On an entirely different note, since I am no longer pursuing a degree in English literature and don't have to worry about reading things I'm "supposed" to read, I have decided to go back to my former pastime of trying to read popular sentimental and Gothic novels of the 18th century. I long to find a copy of Emmaline (1788) by Charlotte Smith which is at the top of my reading list and is years, not to say decades, out of print. I have already read Ann Radcliff's The Mysteries of Udolfo (1794) which was every bit as "horrid" as Catherine desired in Jane Austen's novel which makes fun of the Gothic craze, Northanger Abbey (1798-99). I should also like to find Radcliffe's The Italian (1797), Eliza Parson's The Castle of Wolfenbach (1793) and Mysterious Warnings (1796), Regina Maria Roche's Clermont (1798), Eleanor Sleath's The Orphan of the Rhine (1796), Peter Teuthold's Necromancer of the Black Forest (1794), Francis Lathom's Midnight Bell (1798), and Peter Will's Horrid Mysteries (1796), all mentioned by Austen in Northanger Abbey. I'd also like to read Charlotte Dacre's Zofloya; or The Moor, published in 1806 at the tag end of the Gothic novel's popularity.

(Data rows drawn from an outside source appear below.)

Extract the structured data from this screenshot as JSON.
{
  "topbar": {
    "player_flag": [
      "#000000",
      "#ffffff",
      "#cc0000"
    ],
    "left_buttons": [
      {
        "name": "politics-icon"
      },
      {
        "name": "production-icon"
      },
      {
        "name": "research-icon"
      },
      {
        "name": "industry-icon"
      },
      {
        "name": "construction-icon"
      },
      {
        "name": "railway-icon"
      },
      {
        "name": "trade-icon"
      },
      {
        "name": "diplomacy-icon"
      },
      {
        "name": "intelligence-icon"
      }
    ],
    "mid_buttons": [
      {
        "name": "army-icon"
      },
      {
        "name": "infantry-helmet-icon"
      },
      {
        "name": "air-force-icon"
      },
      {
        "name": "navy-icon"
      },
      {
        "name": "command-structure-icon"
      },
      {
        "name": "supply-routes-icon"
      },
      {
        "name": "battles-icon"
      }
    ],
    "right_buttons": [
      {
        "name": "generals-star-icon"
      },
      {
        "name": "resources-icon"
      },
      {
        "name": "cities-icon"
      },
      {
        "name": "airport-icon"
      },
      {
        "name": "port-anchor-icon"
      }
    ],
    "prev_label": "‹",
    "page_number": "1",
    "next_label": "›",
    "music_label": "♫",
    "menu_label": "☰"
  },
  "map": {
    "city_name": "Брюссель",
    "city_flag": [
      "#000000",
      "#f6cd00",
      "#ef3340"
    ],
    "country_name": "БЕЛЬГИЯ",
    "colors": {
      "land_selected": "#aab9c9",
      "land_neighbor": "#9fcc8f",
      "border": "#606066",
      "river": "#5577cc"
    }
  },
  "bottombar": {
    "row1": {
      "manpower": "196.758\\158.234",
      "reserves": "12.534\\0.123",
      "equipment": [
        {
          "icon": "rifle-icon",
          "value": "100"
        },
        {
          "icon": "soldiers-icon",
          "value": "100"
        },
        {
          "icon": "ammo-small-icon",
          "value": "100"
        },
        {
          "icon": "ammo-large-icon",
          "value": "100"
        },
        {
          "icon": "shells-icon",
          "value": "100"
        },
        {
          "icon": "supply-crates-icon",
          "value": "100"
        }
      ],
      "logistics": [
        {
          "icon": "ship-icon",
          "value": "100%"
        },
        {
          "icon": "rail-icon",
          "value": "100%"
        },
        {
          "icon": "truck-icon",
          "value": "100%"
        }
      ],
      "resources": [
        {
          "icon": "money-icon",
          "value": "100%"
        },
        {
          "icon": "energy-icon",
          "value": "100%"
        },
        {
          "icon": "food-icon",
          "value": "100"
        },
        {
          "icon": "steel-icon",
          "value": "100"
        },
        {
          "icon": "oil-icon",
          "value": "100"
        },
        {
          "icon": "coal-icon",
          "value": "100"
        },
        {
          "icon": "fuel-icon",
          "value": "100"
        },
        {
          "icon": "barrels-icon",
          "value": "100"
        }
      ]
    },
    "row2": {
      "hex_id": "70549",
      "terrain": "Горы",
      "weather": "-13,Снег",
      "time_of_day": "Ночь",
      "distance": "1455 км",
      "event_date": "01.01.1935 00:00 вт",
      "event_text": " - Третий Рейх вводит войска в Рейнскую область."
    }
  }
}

This is my kind of reading program, you see. I have no interest in modern literature unless it's science fiction or mysteries. The 20th century was the age of the fantastic, and I'm a child of the 20th century. Give me a rousing space opera or clever crime novel over yet another tale of disfunctional families any old time, thanks. Oprah is recommending novels I will never, ever be interested in. The New York Times bears witness to the hundreds of books I won't buy. My love of language is for the archaic, not modern, and I want to know who my favorite authors read when they were young. I love to immerse myself in the 18th century.

And now I will go immerse myself in a hot bath. That should knock the last of this shoulder pain right out.